Dalam acara yang bertempat di ruang Boedi Harsono Fakultas Hukum Universitas Indonesia ini, Thorkis Pane mengatakan bahwa permasalahan mengenai penetapan tersangka sebagai objek praperadilan mencuat setelah adanya upaya praperadilan yang dilakukan oleh Komjen Pol Budi Gunawan pada awal tahun 2015 yang lalu.

Budi Gunawan pada waktu itu mengajukan upaya praperadilan karena merasa kepentingan hukumnya dirugikan serta mengalami ketidakadilan dalam penetapan status tersangkanya oleh Komisi Pemberantas Korupsi (KPK).

Polemik mengenai penetapan tersangka yang dapat dipraperadilankan ini pun semakin hangat diperdebatkan tatkala Sarpin Rizaldi mengabulkan permohonan Budi Gunawan dan menyatakan Surat Perintah Penyidikan Nomor Sprin.Dik-03/01/01/2015 yang menetapkan Budi Gunawan sebagai tersangka adalah tidak sah.

Febby Mutiara Nelson dalam makalahnya pada diskusi publik ini mengungkapkan bahwa putusan yang dikeluarkan Hakim Sarpin bukanlah putusan pertama yang mengabulkan permohonan praperadilan mengenai keabsahan penetapan tersangka.

Sebelumnya, terdapat putusan Hakim Suko Harsono dalam perkara praperadilan dengan pemohon Bachtiar Abdul Fatah di Pengadilan Negeri Jakarta Selatan, ungkap Febby.

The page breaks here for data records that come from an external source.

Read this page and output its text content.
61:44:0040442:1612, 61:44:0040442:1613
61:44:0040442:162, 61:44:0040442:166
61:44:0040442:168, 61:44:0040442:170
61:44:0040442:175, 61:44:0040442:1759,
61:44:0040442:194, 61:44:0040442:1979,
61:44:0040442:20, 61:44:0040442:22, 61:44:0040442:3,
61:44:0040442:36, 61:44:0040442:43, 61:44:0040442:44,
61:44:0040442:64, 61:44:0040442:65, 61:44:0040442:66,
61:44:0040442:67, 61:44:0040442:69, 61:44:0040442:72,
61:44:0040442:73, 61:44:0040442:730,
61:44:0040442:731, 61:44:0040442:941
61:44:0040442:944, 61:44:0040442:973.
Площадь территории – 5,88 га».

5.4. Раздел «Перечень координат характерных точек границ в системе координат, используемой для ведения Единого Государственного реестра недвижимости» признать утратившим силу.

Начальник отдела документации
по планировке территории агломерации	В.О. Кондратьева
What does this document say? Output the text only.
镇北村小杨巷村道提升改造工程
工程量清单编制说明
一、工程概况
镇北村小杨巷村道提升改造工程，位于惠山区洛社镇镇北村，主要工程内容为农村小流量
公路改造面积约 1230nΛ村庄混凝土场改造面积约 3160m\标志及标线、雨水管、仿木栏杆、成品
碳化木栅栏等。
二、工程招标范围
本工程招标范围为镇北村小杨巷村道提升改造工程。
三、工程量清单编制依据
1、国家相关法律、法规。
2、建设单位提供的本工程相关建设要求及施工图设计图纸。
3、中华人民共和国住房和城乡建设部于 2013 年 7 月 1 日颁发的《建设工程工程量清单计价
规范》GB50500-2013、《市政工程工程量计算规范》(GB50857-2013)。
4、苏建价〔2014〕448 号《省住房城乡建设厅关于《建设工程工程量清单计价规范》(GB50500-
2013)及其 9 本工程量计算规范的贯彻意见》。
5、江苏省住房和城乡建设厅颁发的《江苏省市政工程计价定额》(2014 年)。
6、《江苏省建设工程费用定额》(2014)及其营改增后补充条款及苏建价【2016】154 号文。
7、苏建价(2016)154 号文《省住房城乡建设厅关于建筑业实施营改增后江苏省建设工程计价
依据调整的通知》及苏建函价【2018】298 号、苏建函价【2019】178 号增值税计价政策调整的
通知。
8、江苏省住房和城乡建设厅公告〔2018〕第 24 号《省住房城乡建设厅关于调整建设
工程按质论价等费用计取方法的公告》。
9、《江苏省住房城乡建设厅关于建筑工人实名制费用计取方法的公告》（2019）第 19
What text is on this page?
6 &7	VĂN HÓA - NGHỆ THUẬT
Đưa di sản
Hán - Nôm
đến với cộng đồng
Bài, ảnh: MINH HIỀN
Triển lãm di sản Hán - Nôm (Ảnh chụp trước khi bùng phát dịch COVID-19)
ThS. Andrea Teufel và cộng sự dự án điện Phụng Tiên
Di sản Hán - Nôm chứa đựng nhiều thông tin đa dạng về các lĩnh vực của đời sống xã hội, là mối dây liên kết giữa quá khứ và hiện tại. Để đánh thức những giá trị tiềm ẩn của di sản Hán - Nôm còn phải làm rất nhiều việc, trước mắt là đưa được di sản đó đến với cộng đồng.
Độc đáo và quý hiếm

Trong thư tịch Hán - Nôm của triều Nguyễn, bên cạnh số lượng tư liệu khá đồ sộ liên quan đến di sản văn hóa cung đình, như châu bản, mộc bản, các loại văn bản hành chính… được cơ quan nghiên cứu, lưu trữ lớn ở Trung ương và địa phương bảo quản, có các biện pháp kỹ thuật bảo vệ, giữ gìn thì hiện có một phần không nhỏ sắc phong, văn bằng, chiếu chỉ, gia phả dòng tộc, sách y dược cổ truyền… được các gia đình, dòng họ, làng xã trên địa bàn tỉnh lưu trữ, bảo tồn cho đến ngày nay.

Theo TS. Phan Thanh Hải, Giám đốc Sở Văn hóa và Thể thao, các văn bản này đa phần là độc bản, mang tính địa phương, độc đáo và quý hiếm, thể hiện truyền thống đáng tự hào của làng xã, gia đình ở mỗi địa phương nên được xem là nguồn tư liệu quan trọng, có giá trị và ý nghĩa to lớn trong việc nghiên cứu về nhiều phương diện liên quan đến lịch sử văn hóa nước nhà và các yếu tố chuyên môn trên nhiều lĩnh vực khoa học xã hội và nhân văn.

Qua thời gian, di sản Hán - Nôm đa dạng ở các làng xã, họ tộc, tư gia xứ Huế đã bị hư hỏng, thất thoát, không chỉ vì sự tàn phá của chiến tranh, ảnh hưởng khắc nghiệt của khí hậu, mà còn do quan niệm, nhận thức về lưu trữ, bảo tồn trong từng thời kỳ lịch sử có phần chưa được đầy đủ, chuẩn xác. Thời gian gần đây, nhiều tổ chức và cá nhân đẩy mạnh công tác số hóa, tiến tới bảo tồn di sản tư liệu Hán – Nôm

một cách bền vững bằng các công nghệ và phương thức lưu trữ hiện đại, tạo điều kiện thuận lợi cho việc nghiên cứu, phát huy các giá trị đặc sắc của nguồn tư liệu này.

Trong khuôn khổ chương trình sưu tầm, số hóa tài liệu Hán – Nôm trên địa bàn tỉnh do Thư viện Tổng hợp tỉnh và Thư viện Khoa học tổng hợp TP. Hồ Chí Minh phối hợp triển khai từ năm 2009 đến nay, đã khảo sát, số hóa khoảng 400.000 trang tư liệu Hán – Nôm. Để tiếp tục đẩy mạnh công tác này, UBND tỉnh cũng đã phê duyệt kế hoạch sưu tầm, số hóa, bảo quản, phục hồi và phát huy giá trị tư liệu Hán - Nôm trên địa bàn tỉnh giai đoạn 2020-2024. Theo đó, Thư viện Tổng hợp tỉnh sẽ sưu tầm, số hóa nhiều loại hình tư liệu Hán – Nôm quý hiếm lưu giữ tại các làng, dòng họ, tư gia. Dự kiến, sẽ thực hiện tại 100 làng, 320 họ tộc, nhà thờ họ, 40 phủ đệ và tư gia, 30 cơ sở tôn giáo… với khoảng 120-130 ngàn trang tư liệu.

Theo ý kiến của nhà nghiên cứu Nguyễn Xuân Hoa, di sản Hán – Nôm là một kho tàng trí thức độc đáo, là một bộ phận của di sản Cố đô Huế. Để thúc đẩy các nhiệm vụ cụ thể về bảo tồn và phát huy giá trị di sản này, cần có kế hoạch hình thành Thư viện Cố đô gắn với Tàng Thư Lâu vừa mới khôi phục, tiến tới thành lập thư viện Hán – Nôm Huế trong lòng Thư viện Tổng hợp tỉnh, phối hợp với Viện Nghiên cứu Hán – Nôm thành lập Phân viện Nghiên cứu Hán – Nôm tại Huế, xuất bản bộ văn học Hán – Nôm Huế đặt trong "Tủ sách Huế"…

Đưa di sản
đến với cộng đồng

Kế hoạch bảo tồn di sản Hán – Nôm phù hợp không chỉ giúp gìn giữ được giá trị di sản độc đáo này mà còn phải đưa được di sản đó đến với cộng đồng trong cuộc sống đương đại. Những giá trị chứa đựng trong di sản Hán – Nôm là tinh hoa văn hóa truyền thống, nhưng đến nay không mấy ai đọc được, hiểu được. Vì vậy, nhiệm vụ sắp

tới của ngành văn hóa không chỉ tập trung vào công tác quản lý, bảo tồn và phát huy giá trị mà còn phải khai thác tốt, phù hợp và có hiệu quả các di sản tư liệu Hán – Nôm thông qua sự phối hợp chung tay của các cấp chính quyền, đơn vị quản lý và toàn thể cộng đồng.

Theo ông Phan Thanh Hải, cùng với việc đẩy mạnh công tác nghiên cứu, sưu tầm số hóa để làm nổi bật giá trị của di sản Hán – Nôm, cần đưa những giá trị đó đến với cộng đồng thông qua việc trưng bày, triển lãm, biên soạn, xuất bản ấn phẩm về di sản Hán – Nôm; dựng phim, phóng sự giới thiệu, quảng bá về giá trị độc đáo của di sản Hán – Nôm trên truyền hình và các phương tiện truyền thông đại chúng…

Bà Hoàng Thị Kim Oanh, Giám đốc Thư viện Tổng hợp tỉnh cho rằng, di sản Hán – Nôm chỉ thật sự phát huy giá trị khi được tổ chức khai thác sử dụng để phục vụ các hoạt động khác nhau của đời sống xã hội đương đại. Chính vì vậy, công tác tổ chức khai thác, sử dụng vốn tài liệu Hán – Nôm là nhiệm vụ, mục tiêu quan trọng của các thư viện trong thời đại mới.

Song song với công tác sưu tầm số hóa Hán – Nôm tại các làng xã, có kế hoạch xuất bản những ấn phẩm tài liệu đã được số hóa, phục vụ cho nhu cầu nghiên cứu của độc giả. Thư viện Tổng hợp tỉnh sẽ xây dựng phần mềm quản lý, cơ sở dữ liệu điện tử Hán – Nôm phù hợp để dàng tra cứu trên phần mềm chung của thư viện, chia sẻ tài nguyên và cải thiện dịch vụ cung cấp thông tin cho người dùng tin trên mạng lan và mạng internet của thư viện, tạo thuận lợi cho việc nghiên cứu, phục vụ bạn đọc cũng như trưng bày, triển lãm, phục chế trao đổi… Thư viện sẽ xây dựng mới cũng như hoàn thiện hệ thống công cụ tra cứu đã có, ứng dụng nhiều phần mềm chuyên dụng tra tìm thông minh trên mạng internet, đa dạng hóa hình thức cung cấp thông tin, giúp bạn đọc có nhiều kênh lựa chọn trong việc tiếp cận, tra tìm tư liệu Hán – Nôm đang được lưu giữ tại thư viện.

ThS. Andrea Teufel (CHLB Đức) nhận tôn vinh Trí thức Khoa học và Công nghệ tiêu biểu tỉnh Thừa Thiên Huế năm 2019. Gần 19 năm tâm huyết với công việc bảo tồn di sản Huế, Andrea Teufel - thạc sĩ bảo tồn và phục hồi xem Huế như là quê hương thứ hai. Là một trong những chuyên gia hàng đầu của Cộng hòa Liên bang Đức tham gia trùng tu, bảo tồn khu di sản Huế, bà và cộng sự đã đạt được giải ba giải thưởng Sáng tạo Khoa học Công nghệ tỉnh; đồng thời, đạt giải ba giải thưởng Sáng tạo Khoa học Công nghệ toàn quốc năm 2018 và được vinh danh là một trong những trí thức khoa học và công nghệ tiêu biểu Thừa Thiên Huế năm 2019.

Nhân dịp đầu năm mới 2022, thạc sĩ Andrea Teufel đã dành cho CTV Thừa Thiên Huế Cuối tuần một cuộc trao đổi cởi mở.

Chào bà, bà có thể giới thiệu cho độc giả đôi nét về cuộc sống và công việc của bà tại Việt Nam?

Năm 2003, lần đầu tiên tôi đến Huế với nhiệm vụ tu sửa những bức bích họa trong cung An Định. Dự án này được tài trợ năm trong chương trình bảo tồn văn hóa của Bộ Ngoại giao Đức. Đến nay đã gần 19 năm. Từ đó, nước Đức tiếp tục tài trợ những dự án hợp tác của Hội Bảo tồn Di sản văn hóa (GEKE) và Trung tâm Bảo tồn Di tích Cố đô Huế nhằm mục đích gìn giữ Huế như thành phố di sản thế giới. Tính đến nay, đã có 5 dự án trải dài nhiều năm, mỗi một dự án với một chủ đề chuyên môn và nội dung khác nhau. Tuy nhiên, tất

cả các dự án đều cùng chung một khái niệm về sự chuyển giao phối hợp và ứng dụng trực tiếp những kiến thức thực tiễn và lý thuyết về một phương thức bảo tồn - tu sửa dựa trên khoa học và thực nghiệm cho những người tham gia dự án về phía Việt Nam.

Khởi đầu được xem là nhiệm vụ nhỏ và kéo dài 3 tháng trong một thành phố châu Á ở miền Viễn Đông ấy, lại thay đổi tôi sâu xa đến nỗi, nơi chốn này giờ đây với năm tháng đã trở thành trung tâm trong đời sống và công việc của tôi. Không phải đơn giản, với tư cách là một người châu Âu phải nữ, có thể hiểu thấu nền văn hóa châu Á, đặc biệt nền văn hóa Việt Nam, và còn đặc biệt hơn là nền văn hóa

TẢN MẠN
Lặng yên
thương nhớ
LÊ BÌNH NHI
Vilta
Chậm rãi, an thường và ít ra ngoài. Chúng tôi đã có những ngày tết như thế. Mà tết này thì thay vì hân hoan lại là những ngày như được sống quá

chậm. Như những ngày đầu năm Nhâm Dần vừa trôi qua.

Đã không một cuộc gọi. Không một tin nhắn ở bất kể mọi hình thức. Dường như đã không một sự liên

Selanjutnya, perdebatan mengenai praperadilan semakin menggema ketika Mahkamah Konstitusi mengeluarkan Putusan No.21/PUU-XII/2014 yang melegalkan penetapan tersangka sebagai objek praperadilan.

Dalam tataran konsepnya, praperadilan lahir karena terinspirasi dari keberadaan prinsip Habeas Corpus dalam sistem peradilan Anglo Saxon. Habeas Corpus memberikan jaminan fundamental terhadap perlindungan Hak Asasi Manusia terutama yang menyangkut dengan hak kemerdekaan.

Praperadilan di Indonesia bersifat limitatif yakni hanya terbatas pada sah atau tidaknya penangkapan, penahanan, penghentian penyidikan, penghentian penuntutan serta mengenai permintaan ganti kerugian dan rehabilitasi oleh tersangka atau keluarganya atau pihak lain atas perkaranya yang perkaranya tidak diajukan ke pengadilan.

Aristo mengatakan dengan adanya putusan MK Nomor 21/PUU/XII/2014 tersebut membuka peluang pengujian keabsahan penetapan tersangka dengan memperluas kewenangan praperadilan.

Meskipun begitu, Junaedi mengatakan perlindungan terhadap hak tersangka tidak diartikan bahwa tersangka tersebut tidak bersalah dan tidak menggugurkan adanya tindak pidana sehingga dapat dilakukan penyidikan kembali sesuai dengan kaidah hukum yang ada.